Hal böyle olunca, ceza hukukunda Japonya örnek alınacak değil ya, elbette Fas'a özenilecek!..

Mine Kırıkkanat Cumhuriyet

 

 

*

 

Yargı bağımsızlığı ve 'yeni çözüm'

Milletvekilleri için yalnızca "kürsü dokunulmazlığı" olması kabul edilebilir, suça karışmalarını önlemek için bu doğru sayılabilir ama şart olan şey "bağımsız bir yargının tüm partilere eşit davranması" güvencesidir.

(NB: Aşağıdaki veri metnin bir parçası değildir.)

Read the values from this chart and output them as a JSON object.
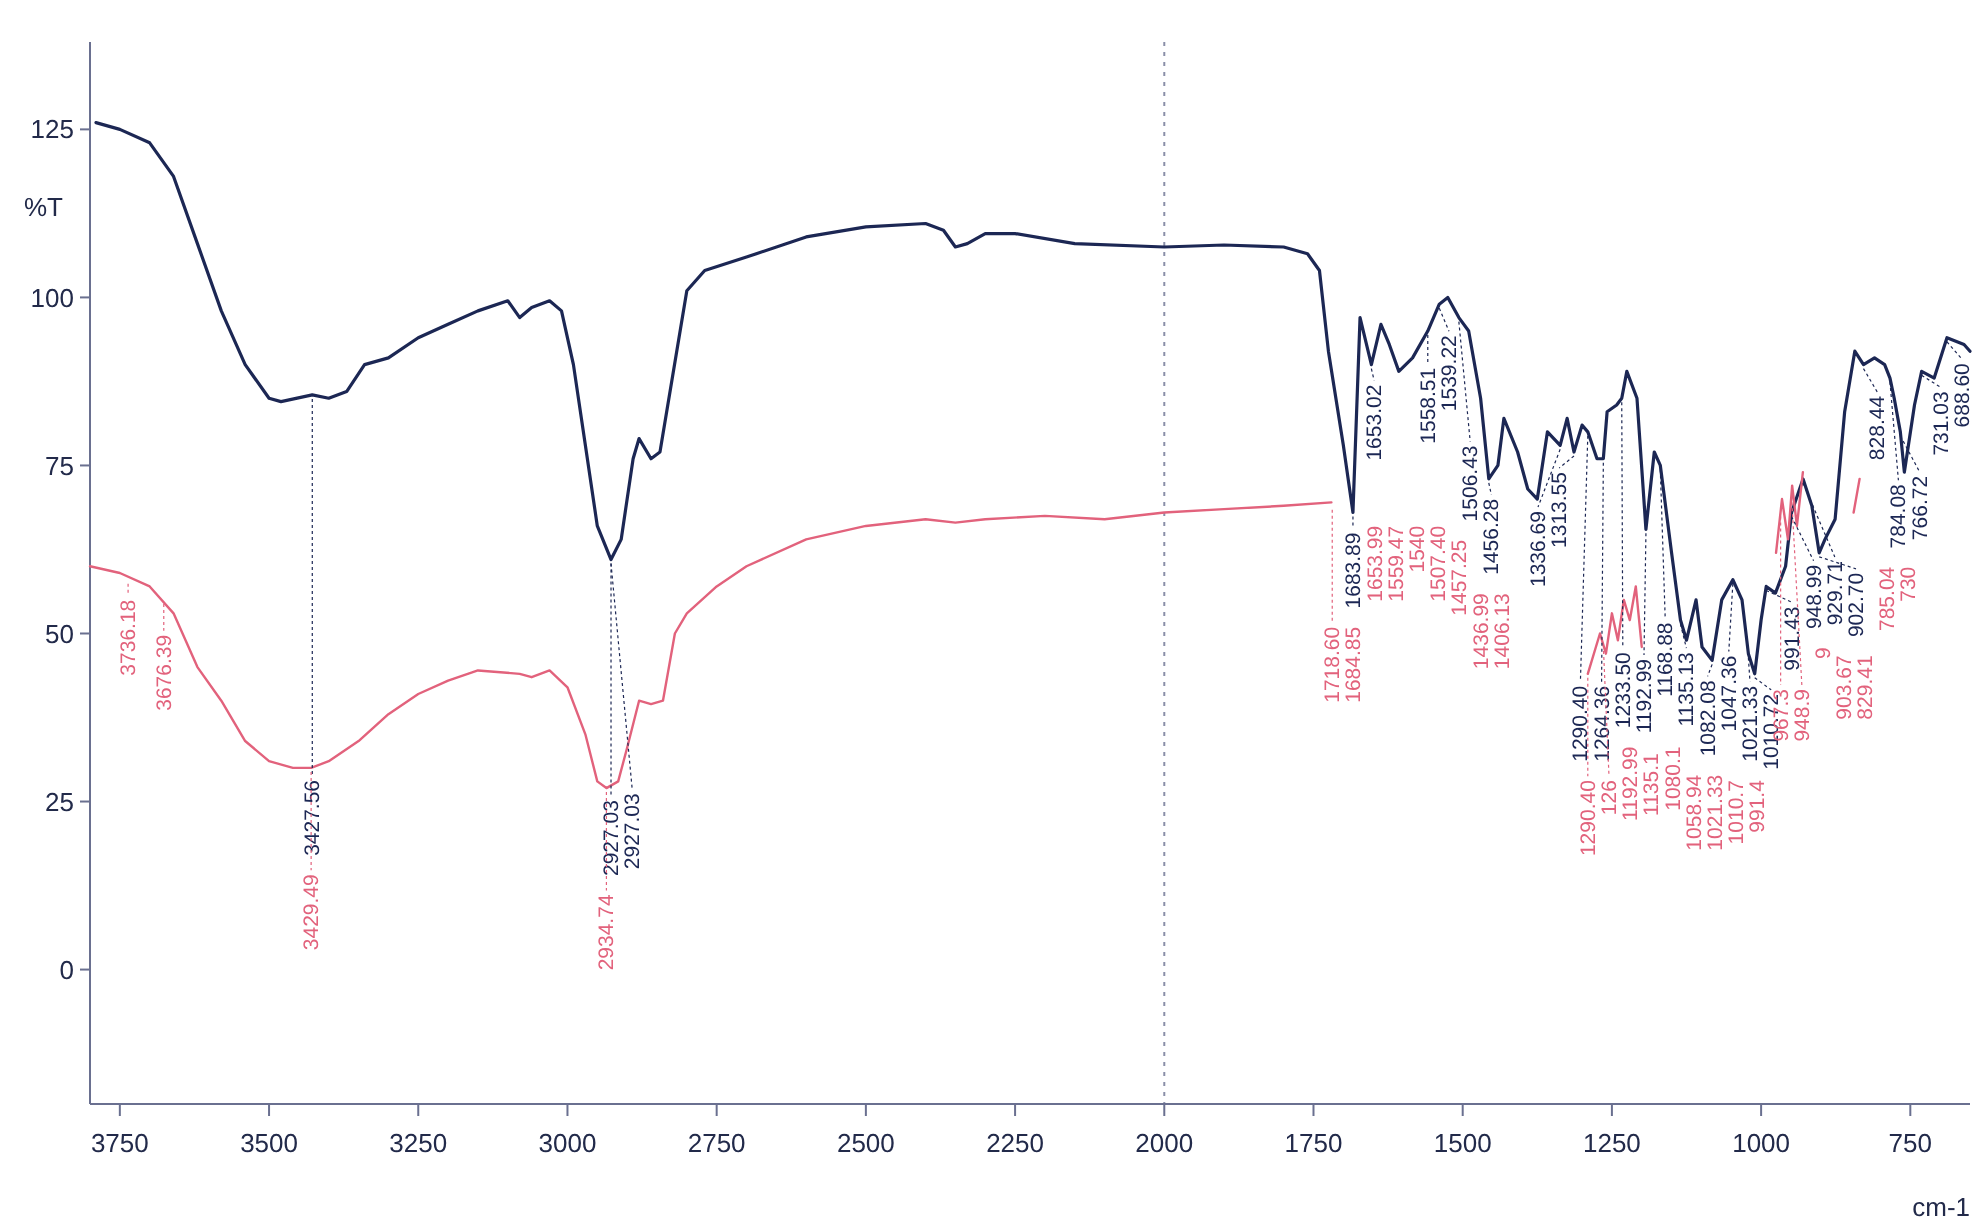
{
  "chart_data": {
    "type": "line",
    "xlabel": "cm-1",
    "ylabel": "%T",
    "xlim": [
      3800,
      650
    ],
    "xticks": [
      3750,
      3500,
      3250,
      3000,
      2750,
      2500,
      2250,
      2000,
      1750,
      1500,
      1250,
      1000,
      750
    ],
    "ylim": [
      -20,
      138
    ],
    "yticks": [
      0,
      25,
      50,
      75,
      100,
      125
    ],
    "grid": false,
    "marker": "none",
    "line_style": "solid",
    "ref_lines": [
      {
        "axis": "x",
        "value": 2000,
        "color": "#8a8fa8",
        "line_style": "dotted"
      }
    ],
    "series": [
      {
        "color": "#1c2754",
        "x": [
          3790,
          3750,
          3700,
          3660,
          3620,
          3580,
          3540,
          3500,
          3480,
          3427.56,
          3400,
          3370,
          3340,
          3300,
          3250,
          3200,
          3150,
          3100,
          3080,
          3060,
          3030,
          3010,
          2990,
          2970,
          2950,
          2927.03,
          2910,
          2890,
          2880,
          2860,
          2845,
          2830,
          2800,
          2770,
          2700,
          2600,
          2500,
          2400,
          2370,
          2350,
          2330,
          2300,
          2250,
          2150,
          2000,
          1900,
          1800,
          1760,
          1740,
          1725,
          1700,
          1683.89,
          1672,
          1653.02,
          1637,
          1623,
          1607,
          1584,
          1558.51,
          1539.22,
          1525,
          1506.43,
          1490,
          1470,
          1456.28,
          1441,
          1431,
          1408,
          1391,
          1375,
          1358,
          1336.69,
          1325,
          1313.55,
          1300,
          1290.4,
          1275,
          1264.36,
          1258,
          1242,
          1233.5,
          1225,
          1208,
          1192.99,
          1179,
          1168.88,
          1150,
          1135.13,
          1125,
          1109,
          1099,
          1082.08,
          1066,
          1047.36,
          1032,
          1021.33,
          1010.72,
          1000,
          991.43,
          976,
          959,
          948.99,
          929.71,
          915,
          902.7,
          893,
          876,
          860,
          843,
          828.44,
          810,
          793,
          784.08,
          777,
          766.72,
          760,
          743,
          731.03,
          710,
          688.6,
          660,
          650
        ],
        "values": [
          126,
          125,
          123,
          118,
          108,
          98,
          90,
          85,
          84.5,
          85.5,
          85,
          86,
          90,
          91,
          94,
          96,
          98,
          99.5,
          97,
          98.5,
          99.5,
          98,
          90,
          78,
          66,
          61,
          64,
          76,
          79,
          76,
          77,
          85,
          101,
          104,
          106,
          109,
          110.5,
          111,
          110,
          107.5,
          108,
          109.5,
          109.5,
          108,
          107.5,
          107.8,
          107.5,
          106.5,
          104,
          92,
          78,
          68,
          97,
          90,
          96,
          93,
          89,
          91,
          95,
          99,
          100,
          97,
          95,
          85,
          73,
          75,
          82,
          77,
          71.5,
          70,
          80,
          78,
          82,
          77,
          81,
          80,
          76,
          76,
          83,
          84,
          85,
          89,
          85,
          65.5,
          77,
          75,
          62,
          52,
          49,
          55,
          48,
          46,
          55,
          58,
          55,
          47,
          44,
          52,
          57,
          56,
          60,
          68,
          73,
          69,
          62,
          64,
          67,
          83,
          92,
          90,
          91,
          90,
          88,
          85,
          80,
          74,
          84,
          89,
          88,
          94,
          93,
          92
        ]
      },
      {
        "color": "#e2627c",
        "x": [
          3800,
          3750,
          3700,
          3660,
          3620,
          3580,
          3540,
          3500,
          3460,
          3429.49,
          3400,
          3350,
          3300,
          3250,
          3200,
          3150,
          3080,
          3060,
          3030,
          3000,
          2970,
          2950,
          2934.74,
          2915,
          2900,
          2880,
          2860,
          2840,
          2820,
          2800,
          2750,
          2700,
          2600,
          2500,
          2400,
          2350,
          2300,
          2200,
          2100,
          2000,
          1900,
          1800,
          1720,
          1700,
          1290.4,
          1270,
          1260,
          1250,
          1240,
          1230,
          1220,
          1210,
          1200,
          1190,
          975,
          965,
          955,
          948,
          940,
          930,
          920,
          845,
          835
        ],
        "values": [
          60,
          59,
          57,
          53,
          45,
          40,
          34,
          31,
          30,
          30,
          31,
          34,
          38,
          41,
          43,
          44.5,
          44,
          43.5,
          44.5,
          42,
          35,
          28,
          27,
          28,
          33,
          40,
          39.5,
          40,
          50,
          53,
          57,
          60,
          64,
          66,
          67,
          66.5,
          67,
          67.5,
          67,
          68,
          68.5,
          69,
          69.5,
          null,
          44,
          50,
          47,
          53,
          49,
          55,
          52,
          57,
          48,
          null,
          62,
          70,
          64,
          72,
          66,
          74,
          null,
          68,
          73
        ]
      }
    ],
    "annotations": [
      {
        "text": "3427.56",
        "x": 3427.56,
        "y": 85.5
      },
      {
        "text": "2927.03",
        "x": 2927.03,
        "y": 61
      },
      {
        "text": "2927.03",
        "x": 2927.03,
        "y": 61
      },
      {
        "text": "1683.89",
        "x": 1683.89,
        "y": 68
      },
      {
        "text": "1653.02",
        "x": 1653.02,
        "y": 90
      },
      {
        "text": "1558.51",
        "x": 1558.51,
        "y": 95
      },
      {
        "text": "1539.22",
        "x": 1539.22,
        "y": 99
      },
      {
        "text": "1506.43",
        "x": 1506.43,
        "y": 97
      },
      {
        "text": "1456.28",
        "x": 1456.28,
        "y": 73
      },
      {
        "text": "1336.69",
        "x": 1336.69,
        "y": 78
      },
      {
        "text": "1313.55",
        "x": 1313.55,
        "y": 77
      },
      {
        "text": "1290.40",
        "x": 1290.4,
        "y": 80
      },
      {
        "text": "1264.36",
        "x": 1264.36,
        "y": 76
      },
      {
        "text": "1233.50",
        "x": 1233.5,
        "y": 85
      },
      {
        "text": "1192.99",
        "x": 1192.99,
        "y": 65.5
      },
      {
        "text": "1168.88",
        "x": 1168.88,
        "y": 75
      },
      {
        "text": "1135.13",
        "x": 1135.13,
        "y": 52
      },
      {
        "text": "1082.08",
        "x": 1082.08,
        "y": 46
      },
      {
        "text": "1047.36",
        "x": 1047.36,
        "y": 58
      },
      {
        "text": "1021.33",
        "x": 1021.33,
        "y": 47
      },
      {
        "text": "1010.72",
        "x": 1010.72,
        "y": 44
      },
      {
        "text": "991.43",
        "x": 991.43,
        "y": 57
      },
      {
        "text": "948.99",
        "x": 948.99,
        "y": 68
      },
      {
        "text": "929.71",
        "x": 929.71,
        "y": 73
      },
      {
        "text": "902.70",
        "x": 902.7,
        "y": 62
      },
      {
        "text": "828.44",
        "x": 828.44,
        "y": 90
      },
      {
        "text": "784.08",
        "x": 784.08,
        "y": 88
      },
      {
        "text": "766.72",
        "x": 766.72,
        "y": 80
      },
      {
        "text": "731.03",
        "x": 731.03,
        "y": 89
      },
      {
        "text": "688.60",
        "x": 688.6,
        "y": 94
      },
      {
        "text": "3736.18",
        "x": 3736.18,
        "y": 58
      },
      {
        "text": "3676.39",
        "x": 3676.39,
        "y": 55
      },
      {
        "text": "3429.49",
        "x": 3429.49,
        "y": 30
      },
      {
        "text": "2934.74",
        "x": 2934.74,
        "y": 27
      },
      {
        "text": "1718.60",
        "x": 1718.6,
        "y": 69
      },
      "1684.85",
      "1653.99",
      "1559.47",
      "1540",
      "1507.40",
      "1457.25",
      "1436.99",
      "1406.13",
      {
        "text": "1290.40",
        "x": 1290.4,
        "y": 44
      },
      {
        "text": "126",
        "x": 1264,
        "y": 48
      },
      "1192.99",
      "1135.1",
      "1080.1",
      "1058.94",
      "1021.33",
      "1010.7",
      "991.4",
      {
        "text": "967.3",
        "x": 967.3,
        "y": 68
      },
      {
        "text": "948.9",
        "x": 948.9,
        "y": 71
      },
      "9",
      "903.67",
      "829.41",
      "785.04",
      "730"
    ]
  }
}
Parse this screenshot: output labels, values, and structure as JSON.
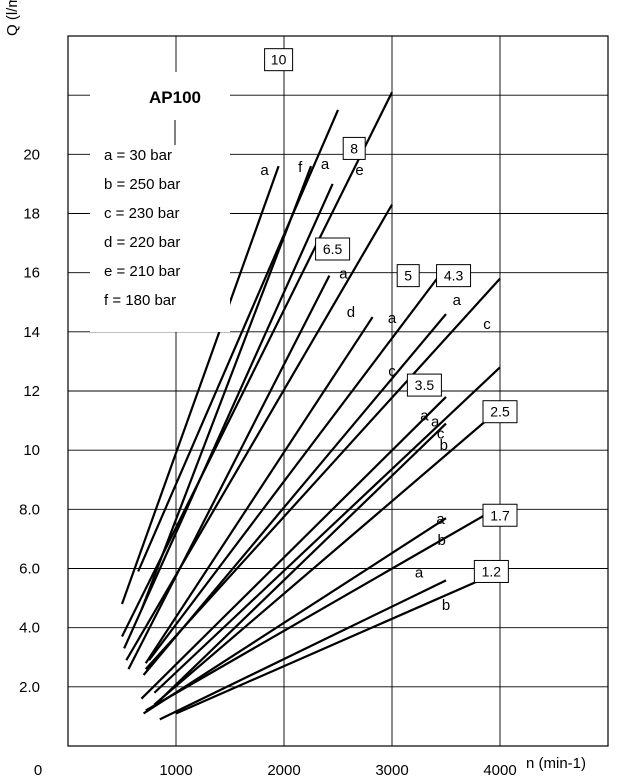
{
  "chart_data": {
    "type": "line",
    "title": "AP100",
    "xlabel": "n (min-1)",
    "ylabel": "Q (l/min)",
    "xlim": [
      0,
      5000
    ],
    "ylim": [
      0,
      24
    ],
    "grid": true,
    "x_ticks": [
      "0",
      "1000",
      "2000",
      "3000",
      "4000"
    ],
    "y_ticks": [
      "2.0",
      "4.0",
      "6.0",
      "8.0",
      "10",
      "12",
      "14",
      "16",
      "18",
      "20"
    ],
    "legend": [
      "a =  30 bar",
      "b = 250 bar",
      "c = 230 bar",
      "d = 220 bar",
      "e = 210 bar",
      "f = 180 bar"
    ],
    "series": [
      {
        "name": "10",
        "points": [
          [
            650,
            5.9
          ],
          [
            2500,
            21.5
          ]
        ]
      },
      {
        "name": "10",
        "points": [
          [
            500,
            4.8
          ],
          [
            1950,
            19.6
          ]
        ]
      },
      {
        "name": "10",
        "points": [
          [
            680,
            4.6
          ],
          [
            2250,
            19.6
          ]
        ]
      },
      {
        "name": "8",
        "points": [
          [
            500,
            3.7
          ],
          [
            3000,
            22.1
          ]
        ]
      },
      {
        "name": "8",
        "points": [
          [
            520,
            3.3
          ],
          [
            2450,
            19.0
          ]
        ]
      },
      {
        "name": "6.5",
        "points": [
          [
            540,
            2.9
          ],
          [
            3000,
            18.3
          ]
        ]
      },
      {
        "name": "6.5",
        "points": [
          [
            560,
            2.6
          ],
          [
            2420,
            15.9
          ]
        ]
      },
      {
        "name": "5",
        "points": [
          [
            720,
            2.8
          ],
          [
            2820,
            14.5
          ]
        ]
      },
      {
        "name": "5",
        "points": [
          [
            750,
            2.9
          ],
          [
            3500,
            16.2
          ]
        ]
      },
      {
        "name": "4.3",
        "points": [
          [
            700,
            2.4
          ],
          [
            3500,
            14.6
          ]
        ]
      },
      {
        "name": "4.3",
        "points": [
          [
            720,
            2.6
          ],
          [
            4000,
            15.8
          ]
        ]
      },
      {
        "name": "3.5",
        "points": [
          [
            680,
            1.6
          ],
          [
            3500,
            11.8
          ]
        ]
      },
      {
        "name": "3.5",
        "points": [
          [
            800,
            1.8
          ],
          [
            4000,
            12.8
          ]
        ]
      },
      {
        "name": "2.5",
        "points": [
          [
            780,
            1.3
          ],
          [
            3500,
            10.9
          ]
        ]
      },
      {
        "name": "2.5",
        "points": [
          [
            800,
            1.4
          ],
          [
            4000,
            11.4
          ]
        ]
      },
      {
        "name": "1.7",
        "points": [
          [
            700,
            1.1
          ],
          [
            3500,
            7.7
          ]
        ]
      },
      {
        "name": "1.7",
        "points": [
          [
            720,
            1.2
          ],
          [
            4000,
            8.1
          ]
        ]
      },
      {
        "name": "1.2",
        "points": [
          [
            850,
            0.9
          ],
          [
            3500,
            5.6
          ]
        ]
      },
      {
        "name": "1.2",
        "points": [
          [
            1000,
            1.1
          ],
          [
            4000,
            5.9
          ]
        ]
      }
    ],
    "box_labels": [
      {
        "text": "10",
        "x": 1950,
        "y": 23.2
      },
      {
        "text": "8",
        "x": 2650,
        "y": 20.2
      },
      {
        "text": "6.5",
        "x": 2450,
        "y": 16.8
      },
      {
        "text": "5",
        "x": 3150,
        "y": 15.9
      },
      {
        "text": "4.3",
        "x": 3570,
        "y": 15.9
      },
      {
        "text": "3.5",
        "x": 3300,
        "y": 12.2
      },
      {
        "text": "2.5",
        "x": 4000,
        "y": 11.3
      },
      {
        "text": "1.7",
        "x": 4000,
        "y": 7.8
      },
      {
        "text": "1.2",
        "x": 3920,
        "y": 5.9
      }
    ],
    "curve_labels": [
      {
        "text": "a",
        "x": 1820,
        "y": 19.3
      },
      {
        "text": "f",
        "x": 2150,
        "y": 19.4
      },
      {
        "text": "a",
        "x": 2380,
        "y": 19.5
      },
      {
        "text": "e",
        "x": 2700,
        "y": 19.3
      },
      {
        "text": "a",
        "x": 2550,
        "y": 15.8
      },
      {
        "text": "d",
        "x": 2620,
        "y": 14.5
      },
      {
        "text": "a",
        "x": 3000,
        "y": 14.3
      },
      {
        "text": "c",
        "x": 3000,
        "y": 12.5
      },
      {
        "text": "a",
        "x": 3600,
        "y": 14.9
      },
      {
        "text": "c",
        "x": 3880,
        "y": 14.1
      },
      {
        "text": "a",
        "x": 3300,
        "y": 11.0
      },
      {
        "text": "c",
        "x": 3450,
        "y": 10.4
      },
      {
        "text": "a",
        "x": 3400,
        "y": 10.8
      },
      {
        "text": "b",
        "x": 3480,
        "y": 10.0
      },
      {
        "text": "a",
        "x": 3450,
        "y": 7.5
      },
      {
        "text": "b",
        "x": 3460,
        "y": 6.8
      },
      {
        "text": "a",
        "x": 3250,
        "y": 5.7
      },
      {
        "text": "b",
        "x": 3500,
        "y": 4.6
      }
    ]
  }
}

 (...) Parti kapatma olmasa da "teröre açık destek veren" partiler bunun sorgulanacağını bilmelidirler. Diğer partiler için ise "güçler ayrılığının olmaması", yasama, yürütme ve yargının artık iktidar partisi kontrolünde olması, dokunulmazlıkların kaldırılmasında ciddi bir sorun teşkil ediyor.

 "Güçler ayrılığının olmadığını" ise hatırlayacağınız gibi bizzat iktidar partili milletvekilleri açıklamıştı.

 Birlikte katıldıkları TV programında; Galip Ensarioğlu; "Yasama bizde, yürütme bizde, yargı bizde", derken Burhan Kuzu; "Kız bizim, oğlan bizim, niye denetleyelim" demişti.

 Bu sözler, aynı partiden başkanın olduğu "başkanlık sistemi"nin gerçekleşmesi halinde bir yargı denetiminin işlemeyeceğini anlattığı gibi, "iktidarın elinde olduğu açıklanan yargı" ile "yargıya gidecek, farklı partilerden milletvekilleri"nin adil yargılanmaları konusunda endişe yaratmaya da yeterlidir.

 Çoğunluğu aynı partide olan Meclis Komisyonu'nda "bakanların Yüce Divan'a gönderilmesinin engellenmesi" tablosunun benzeri, adil ve eşit olmayan bir yargılama acaba "tarafsızlığı tartışmalı" bir yargıda da gerçekleşir mi?